Ricardo Guimarães

Diretor da Confidencial Imobiliário

Opinião

Temos coragem para subir o IMI, redistribuindo a crise de acesso à habitação?

4 Novembro, 2025 · 09:03

A forma como os preços sobem em Portugal gera elevada perplexidade. Conforme recentemente se pôde observar, uma perplexidade justificada não só pelo nível atual de preços, mas, acima de tudo, pelo aparente comportamento do mercado que, parece, quanto mais construção tem, ao invés de embaratecer, mais encarece, contrariando as leis da oferta e da procura.

A ideia de que o mercado segue um curso determinado pela vontade de um conjunto de operadores, que o manipulam para seu benefício, é objetivamente uma leitura simplista e maniqueísta, vendo o seu funcionamento em função de um racional moral, de opressores versus vítimas, bons versus maus. Há certamente bons e maus neste mercado. De resto como em todos os lugares onde há pessoas.

No entanto, a natureza atomizada dos agentes económicos intervenientes, seja do lado do investimento (promotores imobiliários) ou do lado da produção (empreiteiros), é incompatível com uma conduta de conluio que conduza a resultados distanciados do equilíbrio geral, um equilíbrio que é independente da natureza potencialmente maléfica de qualquer operador. Se o mercado não tem agentes dominantes e opera em concorrência, todos são price-takers, e os resultados são obtidos pela dinâmica natural da ação de todos.

Isso não significa que os resultados sejam bons. Só significa que a identificação das causas com condutas (ideologicamente) imorais é um esforço inútil ou mesmo contraproducente, por desviar a atenção da raiz das coisas, contribuindo para a sua agudização.


"A ideia de que o mercado segue um curso determinado pela vontade de um conjunto de operadores, que o manipulam para seu benefício, é objetivamente uma leitura simplista".


Se todos os agentes fazem as suas escolhas em concorrência e os resultados não são socialmente os melhores, importa ver quais são os fatores que restringem a liberdade de ação que conduza a um resultado mais adequado.

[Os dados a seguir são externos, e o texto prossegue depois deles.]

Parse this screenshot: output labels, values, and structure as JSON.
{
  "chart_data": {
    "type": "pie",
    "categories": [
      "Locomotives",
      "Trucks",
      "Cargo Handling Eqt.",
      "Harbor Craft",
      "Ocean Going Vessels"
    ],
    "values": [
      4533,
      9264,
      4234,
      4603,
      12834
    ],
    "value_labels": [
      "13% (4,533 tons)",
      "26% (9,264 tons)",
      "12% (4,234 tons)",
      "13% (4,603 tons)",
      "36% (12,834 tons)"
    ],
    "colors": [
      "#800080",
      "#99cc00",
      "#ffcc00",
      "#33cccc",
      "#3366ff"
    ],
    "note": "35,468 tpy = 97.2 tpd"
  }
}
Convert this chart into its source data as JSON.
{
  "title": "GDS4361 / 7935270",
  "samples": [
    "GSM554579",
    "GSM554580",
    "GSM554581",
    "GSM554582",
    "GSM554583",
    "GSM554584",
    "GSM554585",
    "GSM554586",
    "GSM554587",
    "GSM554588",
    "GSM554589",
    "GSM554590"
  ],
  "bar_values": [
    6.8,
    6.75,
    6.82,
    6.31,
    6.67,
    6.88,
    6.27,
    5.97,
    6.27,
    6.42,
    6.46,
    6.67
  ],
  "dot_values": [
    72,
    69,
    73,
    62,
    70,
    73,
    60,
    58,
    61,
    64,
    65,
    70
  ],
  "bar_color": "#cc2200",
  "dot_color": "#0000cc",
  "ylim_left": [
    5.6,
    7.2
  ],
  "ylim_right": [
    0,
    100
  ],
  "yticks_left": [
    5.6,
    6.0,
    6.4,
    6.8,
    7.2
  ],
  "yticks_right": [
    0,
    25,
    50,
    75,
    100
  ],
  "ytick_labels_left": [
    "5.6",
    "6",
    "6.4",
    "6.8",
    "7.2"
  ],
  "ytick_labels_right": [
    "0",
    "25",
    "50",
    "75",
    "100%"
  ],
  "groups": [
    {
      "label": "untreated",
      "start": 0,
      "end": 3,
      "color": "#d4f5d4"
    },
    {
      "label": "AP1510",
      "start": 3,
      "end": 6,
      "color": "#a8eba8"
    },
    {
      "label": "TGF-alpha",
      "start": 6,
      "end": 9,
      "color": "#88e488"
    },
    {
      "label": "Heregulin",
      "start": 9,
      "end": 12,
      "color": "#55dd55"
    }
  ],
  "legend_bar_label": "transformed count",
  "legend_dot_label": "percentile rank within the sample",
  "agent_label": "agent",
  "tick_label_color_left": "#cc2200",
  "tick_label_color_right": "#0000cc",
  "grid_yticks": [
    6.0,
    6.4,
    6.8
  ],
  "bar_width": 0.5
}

Uma metodologia aceitável para esse fim é dialogar com os operadores e compreender o quadro em que desenvolvem a sua atividade. Fazendo esse exercício facilmente se listam fatores de rigidez que inibem uma maior aproximação entre o equilíbrio de mercado e o desiderato social.

Retomando os obstáculos à atividade enumerados no Portuguese Investment Survey, que produzimos com a associação dos promotores imobiliários (APPII), está tudo mais do que estudado, identificado, enumerado, debatido e elencado: licenciamento, carga fiscal, preços dos solos e custos de construção.

É confrangedor ver como, perante a evidência dos obstáculos à promoção de habitação acessível, em muitos fóruns o foco persista no ónus moral em vez da severa exigência da remoção dos fatores que oneram o investimento e, com este, elevam o preço das casas.


"É confrangedor ver como, perante a evidência dos obstáculos à promoção de habitação acessível, em muitos fóruns o foco persista no ónus moral em vez da severa exigência da remoção dos fatores que oneram o investimento".


Num exercício que realizei a partir de mapas reais de modelação do preço de venda de imóveis, pude verificar que está ao alcance dos poderes públicos reduzir o preço da venda de fogos novos, no limite até 40% a 50% dos preços atuais. É um exercício sem ambições científicas, mas que permite perceber que se (i) reduzirmos o IVA para 6%, (ii) lançarmos um novo RERU (Regime Excepcional da Reabilitação Urbana), agora para a obra nova, reduzindo os requisitos construtivos (estacionamentos, mobilidade reduzida, acústica, …), (iii) isentarmos o IMT dos terrenos e (iv) reduzirmos as taxas urbanísticas, (v) aumentarmos a edificabilidade (contra a contratualização da venda a preços acessíveis) e (vi) reduzirmos o IRC, uma operação que esteja no mercado a 5.000 euros/m2, pode descer para 2.600 euros/m2, sem com isso perder atratividade para o promotor imobiliário, que veria a sua rentabilidade inalterada.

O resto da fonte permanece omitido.